Logo of the ORION
-->

Overview

Get the Flash Player to see this player.

"From Images to Brain Function"

Neurons are the basic computational subunits of the brain. Being single cells, they are of small physical dimension and thus difficult to study. Typical cell body diameters are approximately 10 μm, with dendritic branches on the order of 1 micron or less. However, their small stature is in strong contrast to their computational power. Neurons are complex electrochemical compartments capable of integrating hundreds of thousands of input signals on the millisecond time scale.

In spite of the technical challenges, fully elucidating single neuron function is crucial to understanding the brain. We are developing tools that will enable Neuroscientists to explore single neuron function via sophisticated image analysis. Advanced optical imaging can produce both structural and functional data and is at the forefront of experimentally exploring the fast, small-scale dynamics of living neurons. Further, compartmental modeling of neuronal function enables rapid testing of hypotheses and estimating experimentally inaccessible parameters. Combining these two techniques will afford unprecedented capabilities in the study of single neuron function. Our software utility bridges the two Neuroscience techniques by rapidly, accurately, and robustly generating from structural image data a cylindrical morphology model suitable for simulating neuronal function.

Motivation

One can reasonably argue that the brain is the most complex system known to man. The mammalian brain is composed of 100 billion cells, with up to 100,000 intracellular connections between each of those cells. This high interconnectivity supports complex interactions between each of these subunits to form sophisticated processing networks. The ensemble network activity gives rise to the familiar behavioral results of the higher organisms: sensory responses, motor activity, and, in humans, cognition. Further underscoring the great need for increasing our knowledge of brain function is the potential for medical advances: successfully treating cognitive dysfunction, injury, and neural diseases would have a substantial societal impact.

The very complexity that allows these high-level capabilities also makes the brain difficult to study and understand. It is therefore necessary to take a more focused approach. The basic subunit of the brain is the single cell, called a "neuron." Neurons are unique from other cells in that they possess branching processes called "dendrites," conduct electrochemical impulses, and have dynamic sensitivity.

It is also important to note that neurons are extremely heterogeneous. Throughout the nervous system, one observes a wide range of dendritic morphologies (Figure 1) in addition to a wide range of electrical behavior. This heterogenity in both features suggests a structure-function relationship.

Goal

The goal of this project is to develop a computational and experimental framework to allow real-time mapping of functional imaging data (e.g., spatio-temporal patterns of dendritic voltages or intracellularions) to neuronal structure, during the very limited duration of an acute experiment.

Objectives

The current state-of-the-art for translating structural images of neurons to cylinder models requires laborious manual dendrite tracing by a human. This tedious process takes many hours for typical morphology complexity and suffers from:
1. An inability to reconstruct live neurons under experimental investigation
2. Tissue fixation problems
3. Imaging resolution limitations
4. Operator subjectivity.

These drawbacks are problematic for two reasons. First, the reconstruction results--and thus the simulation results--are not available at the time of the experiment, eliminating the possibility of tight integration of experiments and simulations. Second, the accuracy of simulation results is dependent on the fidelity of the reconstructed morphology to the real neuron: the physical dimensions of the neuron dictate the cable properties assigned to the model.

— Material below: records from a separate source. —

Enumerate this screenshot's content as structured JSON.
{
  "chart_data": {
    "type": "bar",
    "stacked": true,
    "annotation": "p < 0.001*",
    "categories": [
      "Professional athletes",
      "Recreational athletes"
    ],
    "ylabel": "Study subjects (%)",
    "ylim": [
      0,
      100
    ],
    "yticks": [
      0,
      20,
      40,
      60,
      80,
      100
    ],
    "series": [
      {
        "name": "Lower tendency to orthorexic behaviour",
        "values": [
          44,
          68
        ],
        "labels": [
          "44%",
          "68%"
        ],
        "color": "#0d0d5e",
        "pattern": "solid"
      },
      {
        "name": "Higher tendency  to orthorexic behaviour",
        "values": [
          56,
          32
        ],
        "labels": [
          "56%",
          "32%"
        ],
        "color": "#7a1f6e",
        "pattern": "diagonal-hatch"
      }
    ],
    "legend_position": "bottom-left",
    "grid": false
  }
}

We address these problems by avoiding them altogether. Our software suite generates cylinder models from 3D fluorescence images. This has the advantages that the output cylinder model is rapidly-done, accurate, and robust.
1. Rapid: minimal to no human intervention; doesn't require tissue fixation
2. Accurate: algorithms are objective, relative to human subjectivity; uses high-resolution fluorescence data
3. Robust: algorithms are objective, relative to human subjectivity

With the accurate morphological model in hand, we can integrate multi-site functional imaging results and model simulation results to increase our understanding of single neuron function.

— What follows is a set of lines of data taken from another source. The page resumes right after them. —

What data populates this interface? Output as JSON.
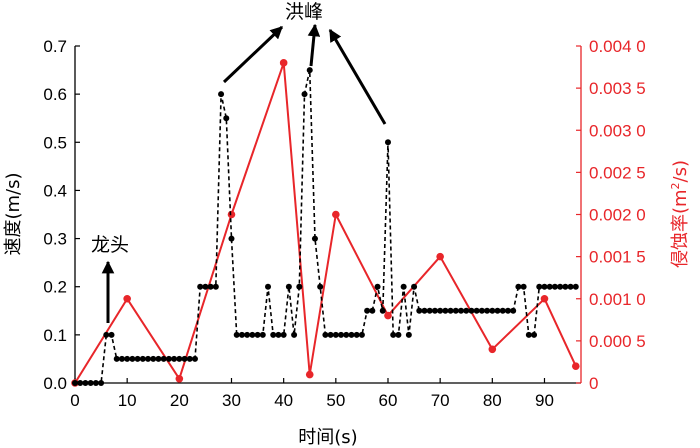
{
  "chart_data": {
    "type": "line",
    "xlabel": "时间(s)",
    "ylabel_left": "速度(m/s)",
    "ylabel_right_main": "侵蚀率(m",
    "ylabel_right_sup": "2",
    "ylabel_right_tail": "/s)",
    "xlim": [
      0,
      97
    ],
    "ylim_left": [
      0,
      0.7
    ],
    "ylim_right": [
      0,
      0.004
    ],
    "x_ticks": [
      0,
      10,
      20,
      30,
      40,
      50,
      60,
      70,
      80,
      90
    ],
    "x_tick_labels": [
      "0",
      "10",
      "20",
      "30",
      "40",
      "50",
      "60",
      "70",
      "80",
      "90"
    ],
    "y_left_ticks": [
      0,
      0.1,
      0.2,
      0.3,
      0.4,
      0.5,
      0.6,
      0.7
    ],
    "y_left_tick_labels": [
      "0.0",
      "0.1",
      "0.2",
      "0.3",
      "0.4",
      "0.5",
      "0.6",
      "0.7"
    ],
    "y_right_ticks": [
      0,
      0.0005,
      0.001,
      0.0015,
      0.002,
      0.0025,
      0.003,
      0.0035,
      0.004
    ],
    "y_right_tick_labels": [
      "0",
      "0.000 5",
      "0.001 0",
      "0.001 5",
      "0.002 0",
      "0.002 5",
      "0.003 0",
      "0.003 5",
      "0.004 0"
    ],
    "grid": false,
    "colors": {
      "velocity": "#000000",
      "erosion": "#e8262a",
      "right_axis": "#e8262a"
    },
    "series": [
      {
        "axis": "left",
        "style": "dashed-dots",
        "x": [
          0,
          1,
          2,
          3,
          4,
          5,
          6,
          7,
          8,
          9,
          10,
          11,
          12,
          13,
          14,
          15,
          16,
          17,
          18,
          19,
          20,
          21,
          22,
          23,
          24,
          25,
          26,
          27,
          28,
          29,
          30,
          31,
          32,
          33,
          34,
          35,
          36,
          37,
          38,
          39,
          40,
          41,
          42,
          43,
          44,
          45,
          46,
          47,
          48,
          49,
          50,
          51,
          52,
          53,
          54,
          55,
          56,
          57,
          58,
          59,
          60,
          61,
          62,
          63,
          64,
          65,
          66,
          67,
          68,
          69,
          70,
          71,
          72,
          73,
          74,
          75,
          76,
          77,
          78,
          79,
          80,
          81,
          82,
          83,
          84,
          85,
          86,
          87,
          88,
          89,
          90,
          91,
          92,
          93,
          94,
          95,
          96
        ],
        "y": [
          0,
          0,
          0,
          0,
          0,
          0,
          0.1,
          0.1,
          0.05,
          0.05,
          0.05,
          0.05,
          0.05,
          0.05,
          0.05,
          0.05,
          0.05,
          0.05,
          0.05,
          0.05,
          0.05,
          0.05,
          0.05,
          0.05,
          0.2,
          0.2,
          0.2,
          0.2,
          0.6,
          0.55,
          0.3,
          0.1,
          0.1,
          0.1,
          0.1,
          0.1,
          0.1,
          0.2,
          0.1,
          0.1,
          0.1,
          0.2,
          0.1,
          0.2,
          0.6,
          0.65,
          0.3,
          0.2,
          0.1,
          0.1,
          0.1,
          0.1,
          0.1,
          0.1,
          0.1,
          0.1,
          0.15,
          0.15,
          0.2,
          0.15,
          0.5,
          0.1,
          0.1,
          0.2,
          0.1,
          0.2,
          0.15,
          0.15,
          0.15,
          0.15,
          0.15,
          0.15,
          0.15,
          0.15,
          0.15,
          0.15,
          0.15,
          0.15,
          0.15,
          0.15,
          0.15,
          0.15,
          0.15,
          0.15,
          0.15,
          0.2,
          0.2,
          0.1,
          0.1,
          0.2,
          0.2,
          0.2,
          0.2,
          0.2,
          0.2,
          0.2,
          0.2
        ]
      },
      {
        "axis": "right",
        "style": "solid",
        "x": [
          0,
          10,
          20,
          30,
          40,
          45,
          50,
          60,
          70,
          80,
          90,
          96
        ],
        "y": [
          0,
          0.001,
          5e-05,
          0.002,
          0.0038,
          0.0001,
          0.002,
          0.0008,
          0.0015,
          0.0004,
          0.001,
          0.0002
        ]
      }
    ],
    "annotations": [
      {
        "text": "洪峰",
        "target": "peaks"
      },
      {
        "text": "龙头",
        "target": "front"
      }
    ]
  }
}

Technical Challenges & Solutions

Studying single neuron function with imaging methods requires high optical resolution (<1 μm) and high speed (acquisition rates >1kHz). With commercially-available imaging systems one encounters a speed-resolution tradeoff between high speed/low resolution or high resolution/low speed. To eliminate this problem, we are concurrently developing a high-speed, multi-photon laser-scanning microscope. Multi-photon laser has the useful characteristics that its long excitation wavelength results in low light-scattering (improving depth-penetration) and also provides intrinsic optical sectioning. Both of these characteristics enable resolving neuronal structures down to the micron level. The fast laser scanner, based on the acousto-optic deflection principle, allows the precise direction of the multi-photon laser beam to user-selected, non-contiguous sites at rates of up to 60 kHz.